Stafford Borough Council was asked to investigate the sign put up by Andrew Wright, who is assistant treasurer of the Jersey Cattle Society of UK, at Kennels Farm, in Tixall.

Officers established the sign measured 2ft square – larger than the maximum size for a sign allowed under advertising regulations.

Development control manager John Holmes will tell the council's planning committee on Wednesday that Mr Wright was asked to submit an application to retain the unauthorised sign or to remove it or reduce it in size.

The farm owner told the council it was a gift from a milk processor to publicise the farm's production of milk from its herd of pedigree Jersey cattle.

He said that farming was suffering from depressed milk prices with increasing overheads and dairy farmers needed help and encouragement.

He said Mr Wright had been dismayed to receive a notice of enforcement proceedings over such a small infringement. The committee will hear the county council does not consider the sign detrimental to highway safety

Officers will recommend that because the sign is only slightly over the size requiring advertisement consent, then no further action should be taken.
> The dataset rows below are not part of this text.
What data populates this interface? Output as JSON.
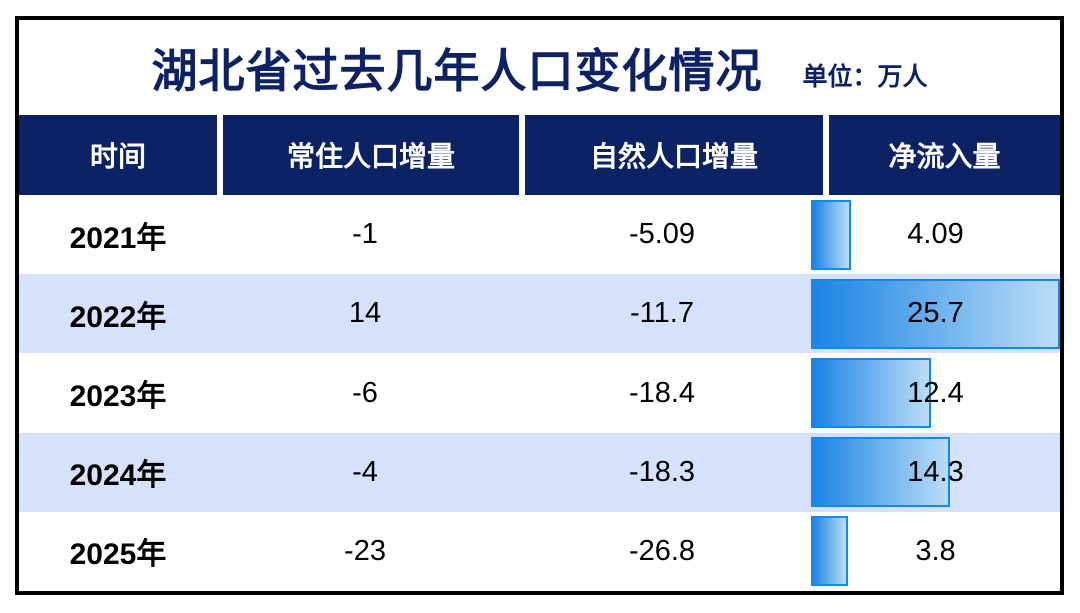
{
  "title": "湖北省过去几年人口变化情况",
  "unit_label": "单位：万人",
  "colors": {
    "frame_border": "#000000",
    "header_bg": "#0c2265",
    "header_text": "#ffffff",
    "title_text": "#0c2265",
    "row_alt_bg": "#d6e1fb",
    "bar_gradient_start": "#1b84e3",
    "bar_gradient_end": "#bbddf6",
    "bar_border": "#0d8bf2"
  },
  "table": {
    "headers": [
      "时间",
      "常住人口增量",
      "自然人口增量",
      "净流入量"
    ],
    "rows": [
      {
        "year": "2021年",
        "resident": "-1",
        "natural": "-5.09",
        "net_inflow": "4.09",
        "net_value": 4.09
      },
      {
        "year": "2022年",
        "resident": "14",
        "natural": "-11.7",
        "net_inflow": "25.7",
        "net_value": 25.7
      },
      {
        "year": "2023年",
        "resident": "-6",
        "natural": "-18.4",
        "net_inflow": "12.4",
        "net_value": 12.4
      },
      {
        "year": "2024年",
        "resident": "-4",
        "natural": "-18.3",
        "net_inflow": "14.3",
        "net_value": 14.3
      },
      {
        "year": "2025年",
        "resident": "-23",
        "natural": "-26.8",
        "net_inflow": "3.8",
        "net_value": 3.8
      }
    ]
  },
  "chart_data": {
    "type": "table",
    "title": "湖北省过去几年人口变化情况",
    "unit": "万人",
    "columns": [
      "时间",
      "常住人口增量",
      "自然人口增量",
      "净流入量"
    ],
    "categories": [
      "2021年",
      "2022年",
      "2023年",
      "2024年",
      "2025年"
    ],
    "series": [
      {
        "name": "常住人口增量",
        "values": [
          -1,
          14,
          -6,
          -4,
          -23
        ]
      },
      {
        "name": "自然人口增量",
        "values": [
          -5.09,
          -11.7,
          -18.4,
          -18.3,
          -26.8
        ]
      },
      {
        "name": "净流入量",
        "values": [
          4.09,
          25.7,
          12.4,
          14.3,
          3.8
        ]
      }
    ],
    "bar_column": "净流入量",
    "bar_max": 25.7
  }
}
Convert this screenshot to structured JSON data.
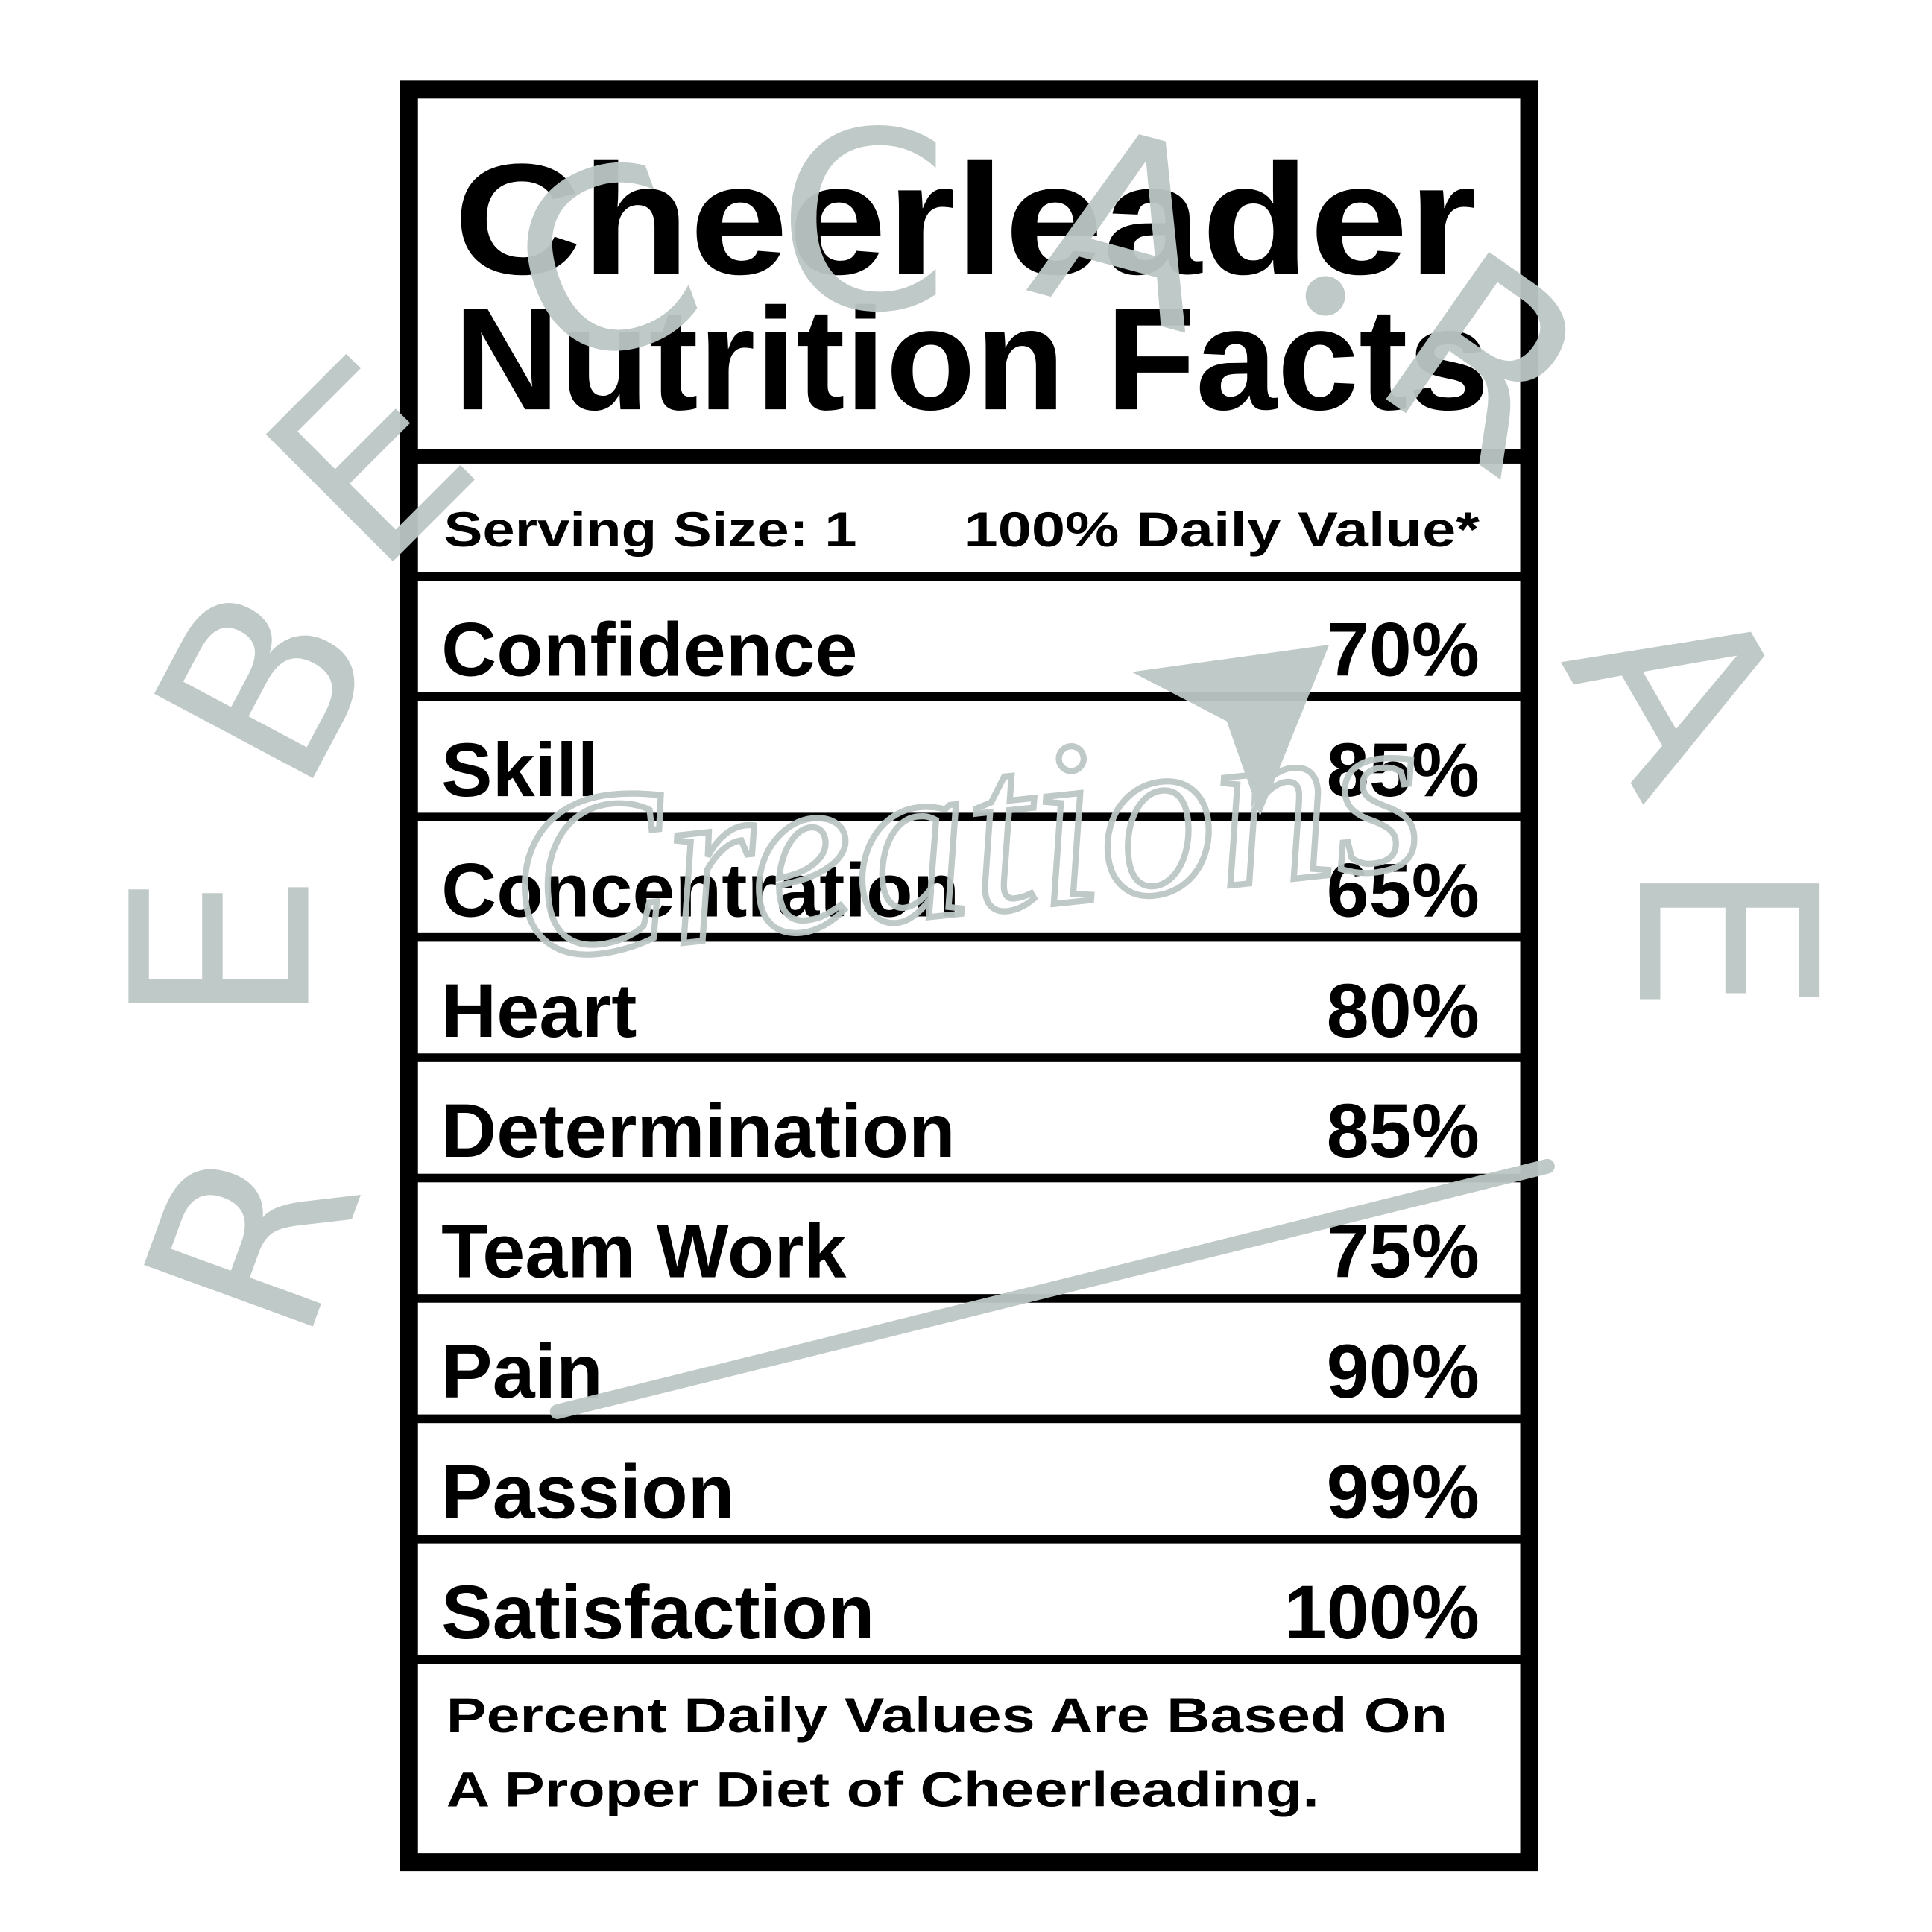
{
  "header": {
    "title": "Cheerleader",
    "subtitle": "Nutrition Facts"
  },
  "serving": {
    "size": "Serving Size: 1",
    "daily_value": "100% Daily Value*"
  },
  "rows": [
    {
      "label": "Confidence",
      "value": "70%"
    },
    {
      "label": "Skill",
      "value": "85%"
    },
    {
      "label": "Concentration",
      "value": "65%"
    },
    {
      "label": "Heart",
      "value": "80%"
    },
    {
      "label": "Determination",
      "value": "85%"
    },
    {
      "label": "Team Work",
      "value": "75%"
    },
    {
      "label": "Pain",
      "value": "90%"
    },
    {
      "label": "Passion",
      "value": "99%"
    },
    {
      "label": "Satisfaction",
      "value": "100%"
    }
  ],
  "footer": {
    "line1": "Percent Daily Values Are Based On",
    "line2": "A Proper Diet of Cheerleading."
  },
  "watermark": {
    "letters": [
      "R",
      "E",
      "B",
      "E",
      "C",
      "C",
      "A",
      "R",
      "A",
      "E"
    ],
    "script": "Creations"
  }
}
Dairy farmer Mr Wright, who has farmed at Tixall for nine years and has a herd of 200 pure bred Jerseys, said: "It all seems to have been making a mountain out of a molehill.

"Every farm that supplies Longley Farm, an independent processor in Yorkshire, with milk has been given a similar sign. It is only a few centimetres too big. I am pleased the idea of taking enforcement action is being squashed."